Even though she was a distance from the centre of the city and it’s attractions, it was still busy with pedestrians and cars alike in the street outside. A cafe on the corner enticed her in, and she sat in the window appreciating an espresso before she allowed herself to think about her phone. She’d ignored the call, but a message had buzzed a few seconds later, so she knew that Josh, her childhood best friend had resorted to messaging her. She’d not seen him since her wedding, which had been almost eight years earlier. He’d come out to Australia to be part of her day, as a best friend should.
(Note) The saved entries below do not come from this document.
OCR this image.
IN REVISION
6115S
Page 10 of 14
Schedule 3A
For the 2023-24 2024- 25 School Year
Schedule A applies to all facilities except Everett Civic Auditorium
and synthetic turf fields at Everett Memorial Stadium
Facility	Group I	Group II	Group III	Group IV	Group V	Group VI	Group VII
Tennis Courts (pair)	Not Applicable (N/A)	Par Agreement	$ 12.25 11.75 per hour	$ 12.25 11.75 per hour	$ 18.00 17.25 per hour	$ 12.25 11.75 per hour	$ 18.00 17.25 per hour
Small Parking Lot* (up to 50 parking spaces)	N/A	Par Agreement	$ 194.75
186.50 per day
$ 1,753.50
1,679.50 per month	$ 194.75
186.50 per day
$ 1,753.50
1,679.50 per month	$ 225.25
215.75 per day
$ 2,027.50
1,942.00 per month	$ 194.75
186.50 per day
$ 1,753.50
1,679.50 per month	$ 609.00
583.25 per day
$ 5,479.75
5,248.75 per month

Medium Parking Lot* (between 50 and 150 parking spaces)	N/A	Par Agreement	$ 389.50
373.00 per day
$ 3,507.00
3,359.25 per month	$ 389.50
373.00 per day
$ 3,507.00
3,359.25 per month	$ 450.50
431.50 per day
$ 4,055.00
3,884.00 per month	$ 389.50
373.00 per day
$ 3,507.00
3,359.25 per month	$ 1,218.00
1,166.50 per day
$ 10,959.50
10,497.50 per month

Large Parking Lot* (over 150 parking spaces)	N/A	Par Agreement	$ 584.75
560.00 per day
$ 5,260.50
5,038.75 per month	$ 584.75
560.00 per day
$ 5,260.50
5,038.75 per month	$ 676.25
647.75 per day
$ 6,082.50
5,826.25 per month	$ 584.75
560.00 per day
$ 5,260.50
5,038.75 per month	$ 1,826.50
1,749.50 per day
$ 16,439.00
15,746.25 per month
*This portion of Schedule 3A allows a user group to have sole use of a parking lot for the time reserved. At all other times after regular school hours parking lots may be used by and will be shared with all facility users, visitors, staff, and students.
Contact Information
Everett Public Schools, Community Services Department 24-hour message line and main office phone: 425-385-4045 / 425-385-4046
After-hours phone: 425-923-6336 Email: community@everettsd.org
But that trip had ended as the previous times they met up, with them arguing. To this day she rued ever getting involved with Damon, Josh’s best friend at college. Since that, and all that happened afterwards, she’d avoided all links to the past.
But here he was calling her again. To rehash how it was her fault that Damon died, again?
It was bad enough when you carried your own guilt around with you, but to be accused of causing your boyfriend’s death by all his friends, that was more than anyone should put up with.
So she cut off everyone who reminded her of that time. And made a new life for herself.
Opening her phone, after her third espresso, her heart buzzing for a different reason to the caffeine, she finally read his words.
Know you don’t want to think about it, but the band are reforming, lots of interest, and a tour planned. We need you on vocals, not just your song, all of it. Really need you, I’ve never asked for anything else.
There it was, unwritten in the last sentence, the guilt. “your fault, you owe us”.
Matt ‘Riker’ lounged in a seat across from Josh, his band’s manager, and two record label execs and shook his head. He wanted to jump out of the window, from the fifteenth floor that wasn’t a good idea, but the thought of launching himself into the Thames as it wove past this London skyscraper was far better than where this conversation was going.
Reforming a band, more than ten years after their last successful single was a risk, but then they were more than a band, they were a freak show. ‘The band with the dead lead guitarist’.
He groaned, every memory of music involved Damon, his best mate for as long as he could remember, until she ruined it. They’d still be playing, still touring, still be like brothers if she hadn’t come along. This was not happening.
“You may be the manager of Mark Four, but it’s my band. Me and Damon started things back in college, you cannot tell me what to do.”
Josh groaned, “you produced the best stuff when she was involved.”
“Damon did, cos he was fucking her. He’s gone, he has been a long time, and reforming without him is hard enough, but no fucking way, Josh. We are never working with her again.”
As Josh grimaced, one of the suits to his right leaned forwards, “we are funding this come back, and we have researched everything. Our profiling and market research shows your most popular music are the songs that include her, and female band members are good for current demographics. This is what will work best.”
“Don’t care.” He crossed his arms over his chest, unmoving. They looked at him like he was a child, but this was fucking everything!
The suit shrugged, “you need to put this to the band, because this is the deal. The four of you plus her, or not at all. You’ve had solo success, but the others? They’ve been wallowing in nothingness, and they don’t get the royalties that you do. They need this, even if you don’t. You willing to turn this deal down and ruin your so called friends.?”
Riker jumped to his feet and glared at the three men opposite him, he wasn’t going to be emotionally blackmailed in to this, “you can go to fucking hell. This is not happening. I fucking hate Nancy Fox. End of.”
The next sound was the door slamming behind him.